While Black womxn teachers continue to be subjects of research inquiry regarding their revolutionary pedagogical approaches and unwavering commitment to students' success (Acousta, 2019; Beauboeuf-Lafontant, T., 2002; Dixson, 2002; hooks, 1994; Ladson-Billings, 2009), less is said about their methods of healing from the anti-black and sexist trauma they endure in the workplace and beyond (Lee & Thomas, 2022). Black womxn teachers make up nearly 76% of the Black teacher population and less than 6% of the total teaching population and this number is decreasing rapidly (NCES, 2022). Their refusal against politicized book bans (Tamez-Robledo, 2022), whitewashed curriculum (Hancock, Showunmi, & Lewis, 2020)), antiblack trauma (Wright & Aniefuna, 2024), and disproportionate labor distribution (Carr, 2022) all while navigating a global pandemic has situated Black womxn teachers in a predicament that compromises their access to optimal health and wellbeing (hooks, 1993) which has ultimately led to their departure from the profession (Carver-Thomas & Darling-Hammond, 2017).). The theory of Captive Maternalism coined by James (2016) offers a language to articulate how Black womxn, girls, and queer folx are socialized to take up the labor of “stitching together communities” as an act of refusal against antiblackness. While being of service to our students and communities and acting as a buffering against antiblackness is indicative of our revolutionary love (James, 2022), this labor has left us tragically overextended leaving little space for us to tend to our own needs (hooks, 1993).

Given the unyielding anti-black gendered violence endured by Black womxn teachers, there is a critical need to foreground, prioritize, and equitably invest in the holistic wellness and healing for Black womxn teachers (Bryant, 2024, under review).
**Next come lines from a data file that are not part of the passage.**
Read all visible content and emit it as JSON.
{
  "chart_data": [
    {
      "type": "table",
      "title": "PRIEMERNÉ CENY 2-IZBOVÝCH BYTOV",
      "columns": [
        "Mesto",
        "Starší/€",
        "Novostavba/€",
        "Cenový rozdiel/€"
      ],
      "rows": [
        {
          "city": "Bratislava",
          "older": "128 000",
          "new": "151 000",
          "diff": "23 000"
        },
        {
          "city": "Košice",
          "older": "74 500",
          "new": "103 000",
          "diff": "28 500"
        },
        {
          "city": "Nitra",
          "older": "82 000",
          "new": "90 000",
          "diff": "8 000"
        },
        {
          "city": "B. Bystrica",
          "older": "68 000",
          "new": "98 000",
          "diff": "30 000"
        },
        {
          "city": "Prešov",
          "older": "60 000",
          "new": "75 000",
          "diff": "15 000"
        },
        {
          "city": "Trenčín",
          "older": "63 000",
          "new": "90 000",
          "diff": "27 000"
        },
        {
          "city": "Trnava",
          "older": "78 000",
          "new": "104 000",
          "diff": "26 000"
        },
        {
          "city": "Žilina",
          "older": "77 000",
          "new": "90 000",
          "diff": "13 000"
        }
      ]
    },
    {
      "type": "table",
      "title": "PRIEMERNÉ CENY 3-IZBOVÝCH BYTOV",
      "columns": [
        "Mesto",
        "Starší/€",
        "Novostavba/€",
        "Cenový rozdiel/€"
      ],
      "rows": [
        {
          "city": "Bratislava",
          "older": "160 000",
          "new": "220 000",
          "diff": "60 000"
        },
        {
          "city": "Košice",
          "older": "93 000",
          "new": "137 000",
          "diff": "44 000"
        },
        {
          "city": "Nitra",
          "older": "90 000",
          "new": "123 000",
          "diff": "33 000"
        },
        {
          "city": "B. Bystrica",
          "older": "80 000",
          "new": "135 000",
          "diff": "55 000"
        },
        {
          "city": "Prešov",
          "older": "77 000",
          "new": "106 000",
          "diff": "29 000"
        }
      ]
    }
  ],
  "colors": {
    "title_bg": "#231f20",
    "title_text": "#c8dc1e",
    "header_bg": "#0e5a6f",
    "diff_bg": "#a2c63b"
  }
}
The aim of this study is two-fold: first, to co-create a space of healing with Black womxn teachers, along the gender spectrum, and secondly, to explore childhood lessons about labor and wellness. Thinking along similar lines as Dillard (2008), the intention is to engage in healing methodologies which are situated, sacred, and spiritual work that happens in multiple spaces and places where African ascendants and other Indigenous peoples are committed to transformation (as cited in Dillard, & Bell, 2011). In line with the practices of ROOT Healing Cycles of Harm, I use a “non-hierarchical model that acknowledges that everyone is the expert of their own healing ” (para. 3). Grounded in critical participatory inquiry (Call-Cummings et al, 2023), the goal is to collaborate with Black women teachers as co-researchers committed to sharing their own stories about their workplace experiences and critically examining childhood lessons about labor and wellbeing as a method towards healing. The presentation will offer reflexive thoughts on the experience of co-constructing healing methodologies and methods alongside Black women teachers.